Una storia lunga, importante, forse in parte sottovalutata quella dei canadesi Cowboy Junkies, che da sempre continuano per la loro strada, dispendando ottima musica, di quella cha attiva il cuore ma anche la mente, lontana dalle luci della ribalta e della classifica ma vicina alle suggestioni umane più sincere che hanno bisogno tanto di conforto, così come di discutere, analizzare, capire e, a volte, anche addolorarsi e riflettere.

I Cowboy Junkies sono insieme dal lontano 1985, con la stessa line-up di allora hanno ormai pubblicato 16 album e questo nuovo “All That Reckoning” non mostra alcun segno di cedimento o mancanza di convinzione, anzi, ancora una volta non mancano quelle doverose variazioni sul tema principale che sanno rendere la proposta sempre interessante e accattivante, anche per chi li segue da lungo tempo.

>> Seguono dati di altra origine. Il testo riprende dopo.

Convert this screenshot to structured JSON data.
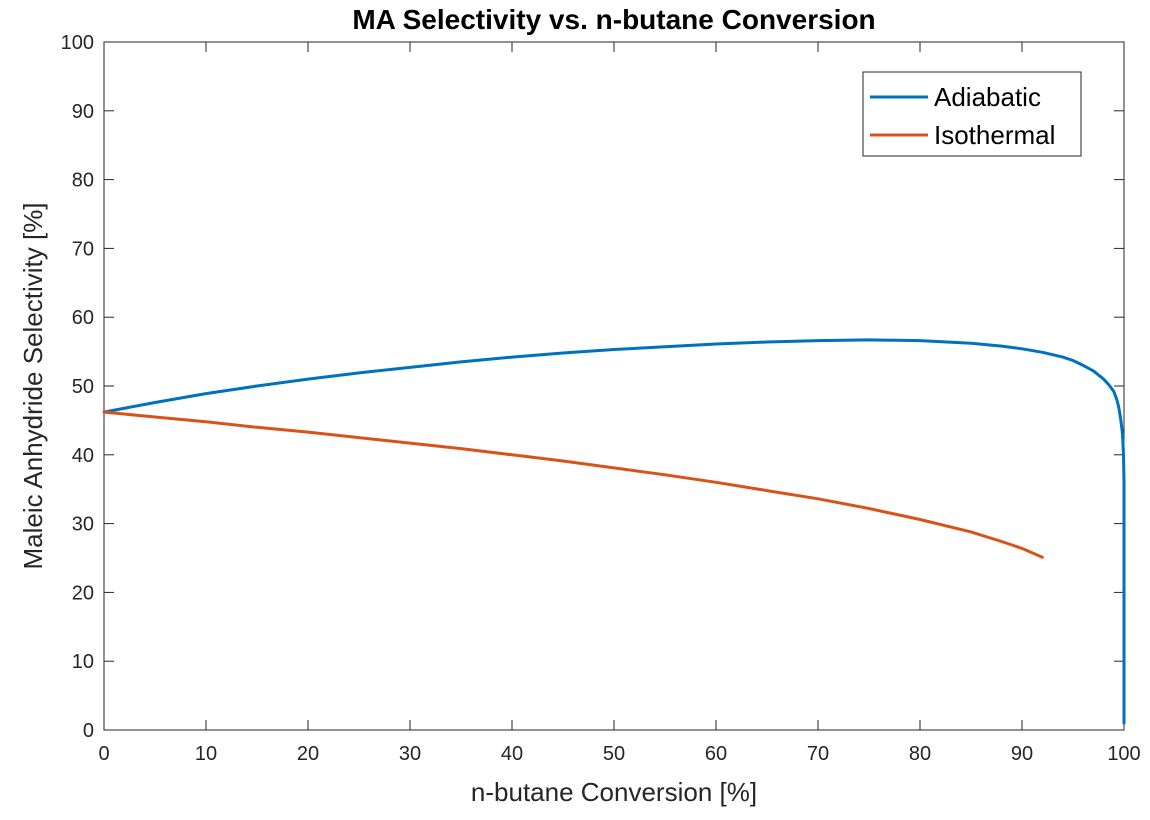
{
  "chart_data": {
    "type": "line",
    "title": "MA Selectivity vs. n-butane Conversion",
    "xlabel": "n-butane Conversion [%]",
    "ylabel": "Maleic Anhydride Selectivity [%]",
    "xlim": [
      0,
      100
    ],
    "ylim": [
      0,
      100
    ],
    "xticks": [
      0,
      10,
      20,
      30,
      40,
      50,
      60,
      70,
      80,
      90,
      100
    ],
    "yticks": [
      0,
      10,
      20,
      30,
      40,
      50,
      60,
      70,
      80,
      90,
      100
    ],
    "grid": false,
    "legend_location": "top-right",
    "series": [
      {
        "name": "Adiabatic",
        "color": "#0072BD",
        "x": [
          0,
          5,
          10,
          15,
          20,
          25,
          30,
          35,
          40,
          45,
          50,
          55,
          60,
          65,
          70,
          75,
          80,
          85,
          88,
          90,
          92,
          94,
          95,
          96,
          97,
          98,
          98.5,
          99,
          99.3,
          99.5,
          99.7,
          99.85,
          99.95,
          100,
          100,
          100,
          100
        ],
        "y": [
          46.2,
          47.6,
          48.9,
          50.0,
          51.0,
          51.9,
          52.7,
          53.5,
          54.2,
          54.8,
          55.3,
          55.7,
          56.1,
          56.4,
          56.6,
          56.7,
          56.6,
          56.2,
          55.8,
          55.4,
          54.9,
          54.2,
          53.7,
          53.0,
          52.2,
          51.0,
          50.2,
          49.2,
          48.0,
          46.8,
          45.0,
          43.0,
          40.0,
          36.0,
          20.0,
          8.0,
          1.0
        ]
      },
      {
        "name": "Isothermal",
        "color": "#D95319",
        "x": [
          0,
          5,
          10,
          15,
          20,
          25,
          30,
          35,
          40,
          45,
          50,
          55,
          60,
          65,
          70,
          75,
          80,
          85,
          88,
          90,
          92
        ],
        "y": [
          46.2,
          45.5,
          44.8,
          44.0,
          43.3,
          42.5,
          41.7,
          40.9,
          40.0,
          39.1,
          38.1,
          37.1,
          36.0,
          34.8,
          33.6,
          32.2,
          30.6,
          28.8,
          27.4,
          26.4,
          25.1
        ]
      }
    ]
  }
}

I musicisti di Tornoto si trovano alla perfezione, l’alchimia empatica tra Michael, Margo, Peter e Anton crea assuefazione, in queste pesanti penombre che si muovono tra alt-country e rock-blues mentre suggestioni ipnotiche e contemplative permeano l’ambiente. Eppure non aspettatevi solo toni scuri, bassi e decadenti. Tutt’altro. La chitarra di   Michael Timmins è più viva e graffiante che mai (“Sing Me A Song”, le impennate sporche di “Missing Children” o “All That Reckoning, PT.2”), trovando la solita splendida complicità  nella voce della sorella Margo, versatile (e questo la sapevamo) ma sopratutto capace di modulare e trasmettere lo spirito e il mood del brano (e di ciò di cui sta cantando) anche all’ascoltatore. Perchè in sostanza si parla di noi, della vite di tutti, dei nostri amici, degli amori, delle speranze, dei matrimoni, delle rotture e dei casini che si susseguono nella nostra quotidianità  e Margo è sempre stata credibile in questo. Se aggiungiamo che, questa volta, il tutto è inserito anche in un contesto in cui forte e acuto è anche l’occhio a una società  sempre più insensibile e menefreghista e alla politica (un lavoro più macro del solito quindi), beh, i punti a favore dei testi aumentano ancora di più, perchè la band non guarda solo indietro con nostalgia (e in alcuni punti lo fa con grande suggestione) ma è capace di analizzare anche i tempi presenti con grande acume e preoccupazione.

Evocativi ed eleganti (“The Possessed” è di una bellezza indescrivibile, in quella splendida semplicità  che mette in risalto il cuore delle cose) forse i Cowboy Junkies non raggiungeranno nuovo pubblico con questa uscita, ma chi li ama sa di avere fra le mani una delle loro migliori uscite, sia come testi sia come spunti melodici. Ne siamo convinti.